I think this is what Maya was expressing. Jesus said and did some amazing things for sure, but his priority was to change people’s hearts. How they felt and what they thought about themselves, about life – about God.

I wonder what it would look like if all of us had that resolve. That our time with people made them feel better, more joyful, hope-filled, more known, more cared for – and most important of all, more loved.

In his book entitled ‘Integrity’ – author Henry Cloud talks about our lives being like a boat. You can tell a lot about a boat from what happens with the wake it leaves behind. The wake reveals the size and speed of the boat and the manner with which it was being driven. You get the idea!

And so it’s true for all of us…

People can tell a lot about us from the wake we leave behind.

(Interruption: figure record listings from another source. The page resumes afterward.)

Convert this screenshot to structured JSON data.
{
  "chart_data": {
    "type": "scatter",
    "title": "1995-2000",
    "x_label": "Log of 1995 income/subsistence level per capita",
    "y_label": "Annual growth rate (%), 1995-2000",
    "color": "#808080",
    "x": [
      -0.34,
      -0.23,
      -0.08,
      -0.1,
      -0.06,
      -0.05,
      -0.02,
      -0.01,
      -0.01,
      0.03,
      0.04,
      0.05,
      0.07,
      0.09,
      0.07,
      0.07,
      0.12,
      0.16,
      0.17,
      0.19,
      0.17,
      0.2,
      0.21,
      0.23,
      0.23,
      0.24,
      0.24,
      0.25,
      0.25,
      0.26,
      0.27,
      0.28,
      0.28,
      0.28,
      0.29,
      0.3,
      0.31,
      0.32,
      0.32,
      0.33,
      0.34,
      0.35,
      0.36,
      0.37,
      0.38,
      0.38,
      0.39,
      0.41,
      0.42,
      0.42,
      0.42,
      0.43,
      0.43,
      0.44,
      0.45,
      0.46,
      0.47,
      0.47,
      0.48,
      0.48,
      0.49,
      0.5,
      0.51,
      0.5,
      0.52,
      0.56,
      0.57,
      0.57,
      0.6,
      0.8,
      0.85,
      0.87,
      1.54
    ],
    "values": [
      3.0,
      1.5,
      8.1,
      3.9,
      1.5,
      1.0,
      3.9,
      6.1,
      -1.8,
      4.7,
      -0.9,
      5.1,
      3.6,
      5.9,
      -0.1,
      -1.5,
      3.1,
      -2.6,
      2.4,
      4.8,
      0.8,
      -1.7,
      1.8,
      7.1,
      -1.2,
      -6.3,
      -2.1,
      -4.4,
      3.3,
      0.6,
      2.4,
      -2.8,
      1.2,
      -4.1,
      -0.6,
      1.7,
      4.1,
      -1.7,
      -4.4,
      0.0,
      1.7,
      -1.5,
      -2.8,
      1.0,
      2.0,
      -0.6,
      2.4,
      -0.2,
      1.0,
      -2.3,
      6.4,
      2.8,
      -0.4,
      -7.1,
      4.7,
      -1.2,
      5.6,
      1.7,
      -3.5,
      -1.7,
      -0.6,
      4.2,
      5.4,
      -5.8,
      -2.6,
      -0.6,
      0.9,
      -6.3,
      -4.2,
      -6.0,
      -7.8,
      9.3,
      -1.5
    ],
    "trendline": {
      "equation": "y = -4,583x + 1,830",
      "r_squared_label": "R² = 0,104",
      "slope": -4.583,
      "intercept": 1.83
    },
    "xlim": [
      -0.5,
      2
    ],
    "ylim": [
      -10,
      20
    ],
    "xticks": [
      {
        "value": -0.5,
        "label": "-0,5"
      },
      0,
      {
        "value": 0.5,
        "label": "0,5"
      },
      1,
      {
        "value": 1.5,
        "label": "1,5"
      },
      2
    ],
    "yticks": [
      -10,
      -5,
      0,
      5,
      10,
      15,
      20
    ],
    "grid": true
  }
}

Do we leave people feeling hurt, rejected, angry, unloved, OR do we leave them feeling known and loved?

May these words from Paul in Colossians 3:12-14 be the reality of your wake…

God loves you and has chosen you as his own special people. So be gentle, kind, humble, meek, and patient. Put up with each other, and forgive anyone who does you wrong, just as Christ has forgiven you. Love is more important than anything else. It is what ties everything completely together.

May God help the wake of our lives be people who are built up, not blown up.